Asynchronous multithreading in PHP: why?

M

mat0thew2014-09-16 23:59:16

PHP

mat0thew, 2014-09-16 23:59:16

Hello
Why is it needed at all, please explain, knowledgeable gurus. ;)
Interested in working with the network. Those. CURL, Socket, HTTP.

Reply

Answer the question

In order to leave comments, you need to log in

2 answer(s)

S

Sergey, 2014-09-17
Protko @Fesor

Everything is very simple. Here's an approximate value for data access timings:
That is, having requested data on the network, we stupidly wait. We wait a long time and do nothing.
In the case of curl (aka HTTP), we can build a queue of requests and send them in one fell swoop and wait until all the documents in the queue are downloaded to process the results.

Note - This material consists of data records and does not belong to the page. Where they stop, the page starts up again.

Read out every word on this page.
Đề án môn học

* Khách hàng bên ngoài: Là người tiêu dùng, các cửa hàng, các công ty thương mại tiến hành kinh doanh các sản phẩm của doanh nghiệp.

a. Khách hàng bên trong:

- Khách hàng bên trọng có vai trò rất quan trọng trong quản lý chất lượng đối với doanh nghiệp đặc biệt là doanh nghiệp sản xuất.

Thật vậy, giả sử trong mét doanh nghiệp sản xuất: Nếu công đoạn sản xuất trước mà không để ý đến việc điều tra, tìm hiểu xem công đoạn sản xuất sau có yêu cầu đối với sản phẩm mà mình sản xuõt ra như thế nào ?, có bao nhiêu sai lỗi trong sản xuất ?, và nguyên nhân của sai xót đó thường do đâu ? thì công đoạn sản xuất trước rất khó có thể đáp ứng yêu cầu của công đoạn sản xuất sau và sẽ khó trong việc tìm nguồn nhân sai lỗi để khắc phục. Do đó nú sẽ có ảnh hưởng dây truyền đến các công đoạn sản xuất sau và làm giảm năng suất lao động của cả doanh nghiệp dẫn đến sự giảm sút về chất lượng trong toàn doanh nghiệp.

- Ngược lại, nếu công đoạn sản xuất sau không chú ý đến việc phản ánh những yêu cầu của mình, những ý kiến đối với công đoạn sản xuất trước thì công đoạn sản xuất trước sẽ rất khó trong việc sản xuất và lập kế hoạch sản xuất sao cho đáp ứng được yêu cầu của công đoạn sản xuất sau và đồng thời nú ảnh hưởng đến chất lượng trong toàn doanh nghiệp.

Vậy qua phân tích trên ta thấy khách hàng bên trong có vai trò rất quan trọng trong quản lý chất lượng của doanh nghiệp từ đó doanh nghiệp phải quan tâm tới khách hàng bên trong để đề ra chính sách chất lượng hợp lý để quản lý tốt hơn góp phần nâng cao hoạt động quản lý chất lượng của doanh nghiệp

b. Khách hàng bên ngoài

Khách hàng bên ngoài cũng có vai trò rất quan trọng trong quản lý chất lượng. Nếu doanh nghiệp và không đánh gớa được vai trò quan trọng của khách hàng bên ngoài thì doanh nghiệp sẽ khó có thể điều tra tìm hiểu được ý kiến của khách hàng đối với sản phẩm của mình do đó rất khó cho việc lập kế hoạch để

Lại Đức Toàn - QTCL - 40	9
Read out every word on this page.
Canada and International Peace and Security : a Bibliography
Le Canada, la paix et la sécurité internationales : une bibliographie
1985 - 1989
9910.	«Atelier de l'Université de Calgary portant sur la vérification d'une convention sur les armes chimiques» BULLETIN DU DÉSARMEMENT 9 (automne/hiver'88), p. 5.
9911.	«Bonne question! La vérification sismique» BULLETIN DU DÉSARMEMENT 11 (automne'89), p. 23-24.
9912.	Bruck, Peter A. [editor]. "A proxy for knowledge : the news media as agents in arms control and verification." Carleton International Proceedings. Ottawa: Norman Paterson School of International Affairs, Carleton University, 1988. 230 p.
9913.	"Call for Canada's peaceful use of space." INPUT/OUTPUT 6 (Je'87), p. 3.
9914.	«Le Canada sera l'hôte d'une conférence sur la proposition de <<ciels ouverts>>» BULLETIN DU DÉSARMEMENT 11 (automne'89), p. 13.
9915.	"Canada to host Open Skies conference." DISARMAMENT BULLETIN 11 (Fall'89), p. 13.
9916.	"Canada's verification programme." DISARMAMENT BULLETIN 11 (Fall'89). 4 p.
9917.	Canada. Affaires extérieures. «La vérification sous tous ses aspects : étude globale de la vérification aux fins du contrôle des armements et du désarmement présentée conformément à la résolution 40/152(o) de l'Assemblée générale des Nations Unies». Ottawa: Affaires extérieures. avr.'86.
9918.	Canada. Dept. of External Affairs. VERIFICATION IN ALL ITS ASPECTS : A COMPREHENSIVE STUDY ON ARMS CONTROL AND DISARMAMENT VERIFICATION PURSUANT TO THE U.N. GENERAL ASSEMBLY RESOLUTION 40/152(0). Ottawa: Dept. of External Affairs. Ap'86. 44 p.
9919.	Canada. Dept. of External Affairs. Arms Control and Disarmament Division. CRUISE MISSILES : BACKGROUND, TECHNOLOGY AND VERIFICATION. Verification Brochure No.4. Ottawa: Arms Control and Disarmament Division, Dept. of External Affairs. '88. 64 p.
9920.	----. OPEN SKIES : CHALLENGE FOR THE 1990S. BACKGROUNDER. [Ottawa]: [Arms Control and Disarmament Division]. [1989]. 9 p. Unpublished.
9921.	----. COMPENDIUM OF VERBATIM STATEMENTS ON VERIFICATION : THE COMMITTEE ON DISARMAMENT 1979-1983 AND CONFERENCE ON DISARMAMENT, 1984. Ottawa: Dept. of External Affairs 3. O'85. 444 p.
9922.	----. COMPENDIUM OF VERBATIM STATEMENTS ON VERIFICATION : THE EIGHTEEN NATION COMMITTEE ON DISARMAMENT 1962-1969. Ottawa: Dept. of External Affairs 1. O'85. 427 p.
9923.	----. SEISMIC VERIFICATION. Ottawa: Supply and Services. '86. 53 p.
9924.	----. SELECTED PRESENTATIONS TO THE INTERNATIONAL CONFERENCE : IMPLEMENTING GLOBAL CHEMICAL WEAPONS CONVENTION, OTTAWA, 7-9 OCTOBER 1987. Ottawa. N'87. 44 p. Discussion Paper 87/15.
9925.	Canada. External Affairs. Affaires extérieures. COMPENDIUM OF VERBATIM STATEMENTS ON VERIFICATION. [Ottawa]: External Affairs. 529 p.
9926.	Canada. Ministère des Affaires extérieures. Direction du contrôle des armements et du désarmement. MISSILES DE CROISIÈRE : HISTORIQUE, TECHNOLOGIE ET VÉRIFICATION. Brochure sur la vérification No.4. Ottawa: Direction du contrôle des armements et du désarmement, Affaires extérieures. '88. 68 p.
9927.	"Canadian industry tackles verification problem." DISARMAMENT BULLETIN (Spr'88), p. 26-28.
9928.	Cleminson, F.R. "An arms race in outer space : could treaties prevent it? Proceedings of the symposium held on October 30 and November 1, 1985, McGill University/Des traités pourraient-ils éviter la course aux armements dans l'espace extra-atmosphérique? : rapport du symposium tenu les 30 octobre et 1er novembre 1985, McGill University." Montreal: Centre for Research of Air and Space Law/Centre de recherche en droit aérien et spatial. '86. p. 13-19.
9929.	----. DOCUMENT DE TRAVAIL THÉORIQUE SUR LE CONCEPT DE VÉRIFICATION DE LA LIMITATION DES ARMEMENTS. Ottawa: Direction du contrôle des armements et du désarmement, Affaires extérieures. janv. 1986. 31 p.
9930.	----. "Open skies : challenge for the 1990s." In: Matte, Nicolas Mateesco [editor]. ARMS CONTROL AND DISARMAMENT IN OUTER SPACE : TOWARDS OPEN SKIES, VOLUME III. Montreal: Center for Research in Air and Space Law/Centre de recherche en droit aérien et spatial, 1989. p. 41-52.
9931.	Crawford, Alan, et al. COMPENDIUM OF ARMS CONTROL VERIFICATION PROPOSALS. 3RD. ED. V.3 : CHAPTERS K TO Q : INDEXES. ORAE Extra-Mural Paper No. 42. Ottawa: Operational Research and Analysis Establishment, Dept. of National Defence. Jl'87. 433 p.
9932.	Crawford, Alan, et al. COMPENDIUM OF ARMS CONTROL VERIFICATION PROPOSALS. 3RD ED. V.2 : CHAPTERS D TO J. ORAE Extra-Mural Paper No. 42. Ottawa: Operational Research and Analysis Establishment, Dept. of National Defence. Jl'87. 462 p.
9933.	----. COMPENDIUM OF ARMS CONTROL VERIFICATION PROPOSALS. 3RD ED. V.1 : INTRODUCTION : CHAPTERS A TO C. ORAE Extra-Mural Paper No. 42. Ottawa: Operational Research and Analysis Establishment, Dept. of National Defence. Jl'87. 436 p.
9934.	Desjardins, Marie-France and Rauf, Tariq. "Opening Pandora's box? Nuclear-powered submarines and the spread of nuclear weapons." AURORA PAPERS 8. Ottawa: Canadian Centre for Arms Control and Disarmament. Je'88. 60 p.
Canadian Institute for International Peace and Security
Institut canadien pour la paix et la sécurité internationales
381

If we want to fetch 10 documents, then without multi curl it would take us "average time to fetch a document" * 10. And this is approximately. In the case of multicurl, we get the processing time of 10 requests as the execution time of the longest request. If we imagine that the request time is always the same, we get a gain of about 10 times.
Sockets are more fun. They are blockable (by default) and non-blocking (set with the O_NONBLOCK option). To begin with, let's define what reading data from sockets is and how the operating system provides us with this business. Simplified, when we create a socket, we simply ask the operating system to provide one. Each socket has a read buffer and a write buffer. If the write buffer is full, the OS starts sending data until the buffer is empty (the write buffer is needed to check whether the packets have arrived and resend in which case, this buffer is also involved in the choice of packet sizes by the operating system, etc. This is not particularly important in the context question). When data arrives on the socket, it is first placed in the read buffer. There they lie until they are asked to return from the code. So we can be sure that the data will not be lost.
So... let's take blocking sockets and try to request 1024 bytes of data from it. Moreover, the client is not sending anything at the moment, the read buffer is empty. And so let's say 10 minutes. As soon as we made a request for data, and it turned out that the read buffer is empty, the execution process is blocked until the data appears.
And now imagine that we need to periodically check the availability of data not in one socket, but in a dozen. Let's also imagine that 9 clients connected via our sockets are good and send data on time, and one is not good and likes to be stupid for half an hour. If we were using blocking sockets, then we could only handle one client at a time. Moreover, if he suddenly did not have any data, we will have to wait, although some data for processing could already appear in other sockets. And if in the case of "good" clients we can spend on them for half a second - a second, then when we stumble upon a bad client, our server freezes in the same half hour that we agreed on. The server stupidly waits for a "bad" client, and the good ones eventually cannot reach the server. We will not establish new connections either ... in short, everything is dead.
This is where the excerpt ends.